Если до сих пор речь шла о поэтах, чьи строки созидают единый образ лирического героя, то у Ахматовой этого не происходит. Она “над столькими безднами пела и в стольких жила зеркалах”, что её героиня в разных зеркалах видится по-разному. Эту особенность она воспринимает не как умение воплощать себя, о котором писал Лихачёв, а как тяготеющее над ней бремя. Некая сила заставляет её “с Морозовою класть поклоны, с падчерицей Ирода плясать, с дымом улетать с костра Дидоны, чтобы с Жанной на костёр опять”. Она видит себя то Данте, изгнанным из Флоренции, то нищенкой, то “городской сумасшедшей”, то призраком, который мерещится на эмали, то Музой царскосельских садов, то ундиной, то кричащим ртом всех “каторжанок, стопятниц, пленниц” и даже Богоматерью у креста.

Многоликие воплощения её Музы можно разве что соединить в родственные группы, но и тогда лирическая героиня предстанет в нескольких разных ипостасях.

Существует и противоположное явление: ряд близких по духу поэтов тяготеют к единому, как бы заданному временем образу лирического героя. Так было у романтиков.

Наиболее ярко это проявилось у наших молодых поэтов предвоенной и военной поры. В лирическом герое им видится некий уже существующий образ современника. “Моё поколение — это зубы сожми и работай, моё поколение — это пулю прими и рухни” (П.Коган). “На двадцать лет я младше века, но он увидит смерть мою” (М.Кульчицкий). “Нас не надо жалеть, ведь и мы б никого не жалели” (С.Гудзенко).

Мы были высоки, русоволосы.
Вы в книгах прочитаете как миф
О людях, что ушли недолюбив,
Не докурив последней папиросы.
(Н.Майоров)

Они, собственно, и были первыми творцами этого мифа, потому что несомненно, что лирический герой живших в те же годы Пастернака и Заболоцкого был иным.

Лирический герой — всегда миф, с помощью которого художник исследует своё “я” и отражённый в нём мир.

Возвращаясь к началу статьи, где речь шла о двух реакциях Пушкина на одно и то же явление, мы должны вспомнить его представление о двух привычных для поэта состояниях.

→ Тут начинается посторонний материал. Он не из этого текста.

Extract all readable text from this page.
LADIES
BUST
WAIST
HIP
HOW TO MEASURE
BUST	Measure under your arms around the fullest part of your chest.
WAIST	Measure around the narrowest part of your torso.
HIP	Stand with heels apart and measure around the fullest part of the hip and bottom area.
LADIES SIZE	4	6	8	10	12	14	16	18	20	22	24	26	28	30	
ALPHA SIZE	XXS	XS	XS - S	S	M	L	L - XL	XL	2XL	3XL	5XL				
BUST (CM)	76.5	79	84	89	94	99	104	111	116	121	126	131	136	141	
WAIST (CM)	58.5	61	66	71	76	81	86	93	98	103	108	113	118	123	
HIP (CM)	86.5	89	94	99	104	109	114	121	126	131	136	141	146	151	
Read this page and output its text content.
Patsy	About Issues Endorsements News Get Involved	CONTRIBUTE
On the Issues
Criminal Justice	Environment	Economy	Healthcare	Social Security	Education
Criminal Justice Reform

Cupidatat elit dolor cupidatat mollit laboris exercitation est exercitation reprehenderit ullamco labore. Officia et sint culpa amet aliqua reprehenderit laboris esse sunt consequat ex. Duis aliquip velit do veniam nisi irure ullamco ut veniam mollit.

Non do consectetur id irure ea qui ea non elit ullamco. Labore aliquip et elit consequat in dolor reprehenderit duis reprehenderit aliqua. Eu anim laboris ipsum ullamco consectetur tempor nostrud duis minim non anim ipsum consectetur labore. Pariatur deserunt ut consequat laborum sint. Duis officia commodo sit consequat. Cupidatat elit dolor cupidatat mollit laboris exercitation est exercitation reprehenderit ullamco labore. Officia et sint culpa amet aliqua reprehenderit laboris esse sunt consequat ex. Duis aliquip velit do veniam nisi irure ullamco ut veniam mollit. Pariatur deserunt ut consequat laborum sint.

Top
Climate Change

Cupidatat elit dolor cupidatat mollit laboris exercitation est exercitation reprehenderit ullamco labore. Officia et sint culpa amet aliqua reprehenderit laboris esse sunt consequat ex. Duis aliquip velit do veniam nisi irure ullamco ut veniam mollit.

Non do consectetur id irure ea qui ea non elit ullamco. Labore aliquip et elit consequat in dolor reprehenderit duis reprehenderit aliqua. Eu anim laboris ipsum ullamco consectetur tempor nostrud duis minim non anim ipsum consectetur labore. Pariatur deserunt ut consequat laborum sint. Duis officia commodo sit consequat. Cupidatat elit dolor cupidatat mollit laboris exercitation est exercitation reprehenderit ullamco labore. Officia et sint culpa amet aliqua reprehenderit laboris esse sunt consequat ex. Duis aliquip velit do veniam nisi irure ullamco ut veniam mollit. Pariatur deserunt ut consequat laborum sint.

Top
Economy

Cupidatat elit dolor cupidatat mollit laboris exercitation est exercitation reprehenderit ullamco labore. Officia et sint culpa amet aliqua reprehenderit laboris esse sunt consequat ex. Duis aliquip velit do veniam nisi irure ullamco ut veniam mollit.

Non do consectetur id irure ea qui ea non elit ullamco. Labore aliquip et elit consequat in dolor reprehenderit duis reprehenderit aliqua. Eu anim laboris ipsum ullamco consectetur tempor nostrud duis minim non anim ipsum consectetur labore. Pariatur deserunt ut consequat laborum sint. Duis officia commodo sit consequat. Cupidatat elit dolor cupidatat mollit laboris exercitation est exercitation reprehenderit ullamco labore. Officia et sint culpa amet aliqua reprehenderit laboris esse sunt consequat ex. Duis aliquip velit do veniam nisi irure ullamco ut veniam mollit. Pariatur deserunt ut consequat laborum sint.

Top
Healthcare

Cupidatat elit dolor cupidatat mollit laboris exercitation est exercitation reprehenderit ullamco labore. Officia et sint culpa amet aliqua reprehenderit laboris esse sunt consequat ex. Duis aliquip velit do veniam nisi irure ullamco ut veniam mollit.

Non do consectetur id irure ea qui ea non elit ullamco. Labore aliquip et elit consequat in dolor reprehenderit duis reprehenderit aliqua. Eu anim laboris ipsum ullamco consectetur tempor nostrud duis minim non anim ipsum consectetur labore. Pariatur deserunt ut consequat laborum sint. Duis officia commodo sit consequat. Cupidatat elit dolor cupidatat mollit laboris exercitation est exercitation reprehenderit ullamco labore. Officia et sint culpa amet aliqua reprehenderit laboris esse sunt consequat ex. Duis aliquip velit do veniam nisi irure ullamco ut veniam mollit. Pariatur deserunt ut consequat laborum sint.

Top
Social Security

Одно, когда душа “ничтожна” и “вкушает хладный сон”, и другое, когда она преображена божественным прикосновением.

Арсений Тарковский
ВЕРБЛЮД
На длинных нерусских ногах
Стоит, улыбаясь некстати,
А шерсть у него на боках,
Как вата в столетнем халате.
Должно быть, молясь на восток,
Кочевники перемудрили,
В подшёрсток втирали песок
И ржавой колючкой кормили.
Горбатую царскую плоть,
Престол нищеты и терпенья,
Нещедрый пустынник-господь
Слепил из отходов творенья.
И в ноздри вложили замок,
А в душу — печаль и величье,
И, верно, с тех пор погремок
На шее болтается птичьей.
По чёрным и Красным пескам,
По дикому зною бродяжил,
К чужим пристрастился тюкам,
Копейки под старость не нажил.
Привыкла верблюжья душа
К пустыне, тюкам и побоям.
А всё-таки жизнь хороша,
И мы в ней чего-нибудь стоим.

Мне кажется, мы воспринимаем такие свидетельства как привычную метафору, так же, как и свидетельство Ахматовой, что “продиктованные строки” сами ложатся в тетрадь. Или Тютчева, утверж­дающего, что поэзия “с небес нисходит к нам”. Истинный поэт всегда ощущает, что в момент творчества в нём поселяется нечто неизмеримо большее, чем могло бы вместить его человеческое “я”. Поэтому пушкинский Пророк, прежде чем он будет одарён божественным глаголом, должен преобразиться. Так и в поэта, когда душа жаждет “излиться свободным проявленьем”, вселяется тот, о ком мы пишем, — лирический герой.

Примечания

  1. 1 Седакова О. Музыка. М., 2006. С. 257.
  2. 2, 3 Лихачёв Д.С. Борис Леонидович Пастернак // Борис Пастернак. Собр. соч.: В 5 т. М., 1989. Т. 1. С. 35.